Serious overdose is characterized by respiratory depression (a decrease in respiratory rate and/or tidal volume, Cheyne-Stokes respiration, cyanosis), extreme somnolence progressing to stupor or coma, constricted pupils, skeletal muscle flaccidity, and cold and clammy skin. Hypotension, bradycardia, hypothermia, pulmonary edema, pneumonia or shock occurs in up to 40% of patients.
Treatment: Primary attention should be given to the maintenance of adequate respiratory exchange through provision of a patent airway and institution of assisted or controlled ventilation. If depressed respiration is associated with muscular rigidity, an intravenous neuromuscular blocking agent may be required. After assessing the pulmonary status of the patient, administer a narcotic antagonist (naloxone is the antagonist of choice). Narcotic antagonists are specific antidotes for overdose. The physician must remember, however, that methadone is a long-acting depressant (36 to 48 hours), where opioid antagonist act for much shorter periods (one to three hours).

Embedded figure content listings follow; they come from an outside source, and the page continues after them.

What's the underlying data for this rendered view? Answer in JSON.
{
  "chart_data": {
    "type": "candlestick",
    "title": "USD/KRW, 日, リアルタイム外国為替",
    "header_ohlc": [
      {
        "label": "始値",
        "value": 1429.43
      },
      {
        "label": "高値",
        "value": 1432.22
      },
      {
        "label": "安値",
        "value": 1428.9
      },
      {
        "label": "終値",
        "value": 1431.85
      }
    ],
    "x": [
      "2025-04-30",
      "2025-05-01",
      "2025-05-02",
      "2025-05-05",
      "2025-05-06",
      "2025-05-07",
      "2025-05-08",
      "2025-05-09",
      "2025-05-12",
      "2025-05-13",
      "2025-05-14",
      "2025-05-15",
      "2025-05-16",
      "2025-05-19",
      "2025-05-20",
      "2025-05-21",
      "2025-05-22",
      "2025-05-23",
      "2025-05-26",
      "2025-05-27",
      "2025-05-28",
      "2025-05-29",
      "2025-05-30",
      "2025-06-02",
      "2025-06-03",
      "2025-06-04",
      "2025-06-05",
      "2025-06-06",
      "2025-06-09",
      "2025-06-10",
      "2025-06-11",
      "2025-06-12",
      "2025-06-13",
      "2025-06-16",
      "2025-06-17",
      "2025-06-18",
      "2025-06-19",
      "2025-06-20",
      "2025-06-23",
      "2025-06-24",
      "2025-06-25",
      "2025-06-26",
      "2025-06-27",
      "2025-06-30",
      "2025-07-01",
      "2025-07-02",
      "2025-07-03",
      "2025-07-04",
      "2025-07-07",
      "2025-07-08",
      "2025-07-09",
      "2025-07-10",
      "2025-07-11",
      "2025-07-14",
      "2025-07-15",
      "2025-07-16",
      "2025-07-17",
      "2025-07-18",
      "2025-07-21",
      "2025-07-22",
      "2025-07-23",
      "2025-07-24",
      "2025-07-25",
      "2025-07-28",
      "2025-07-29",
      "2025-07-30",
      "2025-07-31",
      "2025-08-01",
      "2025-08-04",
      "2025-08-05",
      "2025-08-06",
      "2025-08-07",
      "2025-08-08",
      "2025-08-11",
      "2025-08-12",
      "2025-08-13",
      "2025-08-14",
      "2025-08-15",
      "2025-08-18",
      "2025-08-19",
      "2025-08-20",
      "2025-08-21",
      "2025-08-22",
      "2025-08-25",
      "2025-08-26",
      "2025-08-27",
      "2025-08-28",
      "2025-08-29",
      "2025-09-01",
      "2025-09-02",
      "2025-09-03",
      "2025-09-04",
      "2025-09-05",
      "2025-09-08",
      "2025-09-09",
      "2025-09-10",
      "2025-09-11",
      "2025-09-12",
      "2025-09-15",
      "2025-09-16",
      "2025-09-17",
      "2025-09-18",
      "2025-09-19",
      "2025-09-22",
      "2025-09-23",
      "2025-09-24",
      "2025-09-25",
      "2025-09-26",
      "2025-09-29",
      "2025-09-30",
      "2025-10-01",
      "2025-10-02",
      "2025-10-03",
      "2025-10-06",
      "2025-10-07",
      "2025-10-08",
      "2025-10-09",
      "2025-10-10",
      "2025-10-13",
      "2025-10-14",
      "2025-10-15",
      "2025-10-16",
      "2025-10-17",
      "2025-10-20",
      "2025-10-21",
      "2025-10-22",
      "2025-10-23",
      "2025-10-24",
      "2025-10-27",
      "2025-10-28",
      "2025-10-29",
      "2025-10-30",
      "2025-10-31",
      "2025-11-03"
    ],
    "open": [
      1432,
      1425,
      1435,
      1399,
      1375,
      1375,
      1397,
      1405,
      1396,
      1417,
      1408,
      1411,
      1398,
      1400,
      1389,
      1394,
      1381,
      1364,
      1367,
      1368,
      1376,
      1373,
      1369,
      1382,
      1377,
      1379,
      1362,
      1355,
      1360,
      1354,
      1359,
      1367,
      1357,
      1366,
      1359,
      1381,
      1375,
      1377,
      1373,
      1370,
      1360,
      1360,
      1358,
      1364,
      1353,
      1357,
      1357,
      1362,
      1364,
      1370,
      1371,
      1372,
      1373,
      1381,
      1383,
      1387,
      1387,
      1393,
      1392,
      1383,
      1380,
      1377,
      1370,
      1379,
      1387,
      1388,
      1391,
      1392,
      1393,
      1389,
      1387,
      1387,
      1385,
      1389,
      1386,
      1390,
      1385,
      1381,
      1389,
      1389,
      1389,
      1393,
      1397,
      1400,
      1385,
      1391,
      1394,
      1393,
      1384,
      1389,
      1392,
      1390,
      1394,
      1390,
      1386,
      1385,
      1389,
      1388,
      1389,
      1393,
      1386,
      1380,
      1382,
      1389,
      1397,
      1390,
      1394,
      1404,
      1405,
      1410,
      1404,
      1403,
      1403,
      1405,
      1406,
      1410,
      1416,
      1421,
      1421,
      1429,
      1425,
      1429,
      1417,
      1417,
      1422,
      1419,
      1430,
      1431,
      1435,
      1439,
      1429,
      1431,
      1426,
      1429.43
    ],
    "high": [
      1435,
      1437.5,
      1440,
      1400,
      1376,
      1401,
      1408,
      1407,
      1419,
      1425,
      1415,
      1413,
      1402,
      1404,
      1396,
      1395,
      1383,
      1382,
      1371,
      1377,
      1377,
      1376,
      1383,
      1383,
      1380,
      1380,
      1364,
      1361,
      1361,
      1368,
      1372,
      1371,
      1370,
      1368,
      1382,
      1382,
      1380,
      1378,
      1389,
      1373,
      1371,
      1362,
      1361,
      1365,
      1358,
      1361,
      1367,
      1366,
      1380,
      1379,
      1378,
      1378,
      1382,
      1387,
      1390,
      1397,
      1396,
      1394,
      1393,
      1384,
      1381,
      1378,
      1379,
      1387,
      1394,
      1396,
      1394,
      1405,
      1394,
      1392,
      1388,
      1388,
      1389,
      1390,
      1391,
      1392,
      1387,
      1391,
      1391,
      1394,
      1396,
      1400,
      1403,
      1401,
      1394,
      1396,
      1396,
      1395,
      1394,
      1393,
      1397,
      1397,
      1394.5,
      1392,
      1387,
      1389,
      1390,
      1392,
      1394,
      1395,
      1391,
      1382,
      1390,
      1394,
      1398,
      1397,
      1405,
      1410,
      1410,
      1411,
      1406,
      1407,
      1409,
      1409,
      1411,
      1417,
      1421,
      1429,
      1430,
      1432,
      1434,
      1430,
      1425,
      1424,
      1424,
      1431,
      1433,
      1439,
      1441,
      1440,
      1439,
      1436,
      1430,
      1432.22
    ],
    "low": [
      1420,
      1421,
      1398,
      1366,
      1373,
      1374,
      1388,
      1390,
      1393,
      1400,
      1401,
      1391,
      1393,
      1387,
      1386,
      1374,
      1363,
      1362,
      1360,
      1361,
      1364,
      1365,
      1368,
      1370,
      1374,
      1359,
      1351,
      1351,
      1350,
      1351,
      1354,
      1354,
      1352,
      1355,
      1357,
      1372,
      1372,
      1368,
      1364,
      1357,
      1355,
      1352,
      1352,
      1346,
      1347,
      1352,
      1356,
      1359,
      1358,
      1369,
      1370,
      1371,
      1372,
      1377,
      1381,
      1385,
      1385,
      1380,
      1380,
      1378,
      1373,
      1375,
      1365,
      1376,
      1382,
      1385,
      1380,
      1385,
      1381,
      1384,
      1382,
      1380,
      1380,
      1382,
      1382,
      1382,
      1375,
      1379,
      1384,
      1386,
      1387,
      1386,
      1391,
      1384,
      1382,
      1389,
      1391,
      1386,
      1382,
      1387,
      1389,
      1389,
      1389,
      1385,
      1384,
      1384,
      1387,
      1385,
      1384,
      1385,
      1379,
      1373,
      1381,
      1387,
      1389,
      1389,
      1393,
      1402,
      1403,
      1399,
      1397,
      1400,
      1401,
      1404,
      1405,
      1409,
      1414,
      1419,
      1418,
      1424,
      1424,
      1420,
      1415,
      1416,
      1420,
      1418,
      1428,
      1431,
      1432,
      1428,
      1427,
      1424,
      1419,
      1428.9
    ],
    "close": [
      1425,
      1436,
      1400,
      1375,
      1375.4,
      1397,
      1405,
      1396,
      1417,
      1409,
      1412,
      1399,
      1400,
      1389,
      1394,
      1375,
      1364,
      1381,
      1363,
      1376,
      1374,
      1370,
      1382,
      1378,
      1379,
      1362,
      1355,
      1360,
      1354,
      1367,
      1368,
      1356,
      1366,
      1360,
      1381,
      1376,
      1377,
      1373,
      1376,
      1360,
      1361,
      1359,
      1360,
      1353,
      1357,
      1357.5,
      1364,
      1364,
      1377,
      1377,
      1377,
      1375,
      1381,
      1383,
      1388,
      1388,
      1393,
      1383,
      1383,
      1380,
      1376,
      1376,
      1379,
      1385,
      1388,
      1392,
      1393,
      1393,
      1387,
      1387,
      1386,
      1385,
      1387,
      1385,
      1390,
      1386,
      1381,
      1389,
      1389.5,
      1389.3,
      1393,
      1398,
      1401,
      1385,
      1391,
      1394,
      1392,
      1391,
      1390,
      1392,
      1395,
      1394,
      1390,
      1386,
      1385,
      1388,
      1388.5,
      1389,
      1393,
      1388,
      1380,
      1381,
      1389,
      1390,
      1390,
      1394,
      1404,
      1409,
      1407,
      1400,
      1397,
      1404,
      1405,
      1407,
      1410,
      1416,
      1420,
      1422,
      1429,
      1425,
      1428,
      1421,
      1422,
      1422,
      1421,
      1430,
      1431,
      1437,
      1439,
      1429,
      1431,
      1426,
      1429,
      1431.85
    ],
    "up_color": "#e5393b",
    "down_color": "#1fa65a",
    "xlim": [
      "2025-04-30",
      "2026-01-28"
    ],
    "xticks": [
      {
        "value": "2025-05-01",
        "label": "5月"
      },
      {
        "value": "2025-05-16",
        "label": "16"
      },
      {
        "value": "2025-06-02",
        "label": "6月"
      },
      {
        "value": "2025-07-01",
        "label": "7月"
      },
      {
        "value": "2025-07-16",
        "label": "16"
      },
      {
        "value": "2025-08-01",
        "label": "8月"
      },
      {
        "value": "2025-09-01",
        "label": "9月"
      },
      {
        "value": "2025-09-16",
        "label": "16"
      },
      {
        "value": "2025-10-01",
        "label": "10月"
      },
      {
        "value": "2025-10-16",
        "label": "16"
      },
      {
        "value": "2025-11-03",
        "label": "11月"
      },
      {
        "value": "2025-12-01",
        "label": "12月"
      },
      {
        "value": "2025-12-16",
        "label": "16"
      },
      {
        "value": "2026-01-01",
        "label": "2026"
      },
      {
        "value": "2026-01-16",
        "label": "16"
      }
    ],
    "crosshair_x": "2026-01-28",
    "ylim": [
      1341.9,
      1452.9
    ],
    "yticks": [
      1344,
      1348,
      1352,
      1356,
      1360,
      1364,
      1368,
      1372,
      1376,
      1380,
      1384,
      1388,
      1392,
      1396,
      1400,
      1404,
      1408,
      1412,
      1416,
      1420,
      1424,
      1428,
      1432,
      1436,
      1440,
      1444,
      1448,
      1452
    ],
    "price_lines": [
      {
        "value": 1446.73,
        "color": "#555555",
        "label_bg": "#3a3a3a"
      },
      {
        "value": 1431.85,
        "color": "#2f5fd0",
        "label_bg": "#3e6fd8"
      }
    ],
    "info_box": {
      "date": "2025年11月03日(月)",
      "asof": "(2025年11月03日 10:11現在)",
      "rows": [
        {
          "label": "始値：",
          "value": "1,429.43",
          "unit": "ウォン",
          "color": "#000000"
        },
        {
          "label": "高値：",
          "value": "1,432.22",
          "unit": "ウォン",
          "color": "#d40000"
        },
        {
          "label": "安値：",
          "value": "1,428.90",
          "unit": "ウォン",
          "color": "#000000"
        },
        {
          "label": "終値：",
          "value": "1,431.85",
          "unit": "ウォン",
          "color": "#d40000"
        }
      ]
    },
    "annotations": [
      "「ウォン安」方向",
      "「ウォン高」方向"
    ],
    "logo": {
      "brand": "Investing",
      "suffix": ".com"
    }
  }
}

Since the duration of action of most narcotics exceeds that of narcotic antagonists, administration of the antagonist should be repeated to maintain adequate respiration and the patient should be kept under surveillance. Do not administer an antagonist in the absence of clinically-significant respiratory or cardiovascular depression. In an individual physically dependent on opioids, the administration of the usual dose of an opioid antagonist may precipitate an acute withdrawal syndrome. The severity of this syndrome will depend on the degree of physical dependence and the dose of the antagonist administered. If antagonists must be used to treat serious respiratory depression in the physically dependent patient, the antagonist should be administered with extreme care and by titration with smaller than usual doses of the antagonist. Intravenously administered naloxone or nalmefene may be used to reverse signs of intoxication. Because of the relatively short half-life of naloxone as compared with methadone, repeated injections may be required until the status of the patient remains satisfactory. Naloxone may also be administered by continuous intravenous infusion. Employ oxygen, intravenous fluids, vasopressors and other supportive measures as indicated. In cases of oral overdose, and where treatment can be instituted within 2 hours following ingestion, evacuate the stomach by emesis or gastric lavage. Closely observe the patient for a rise in temperature or pulmonary complications that may require institution of antibiotic therapy.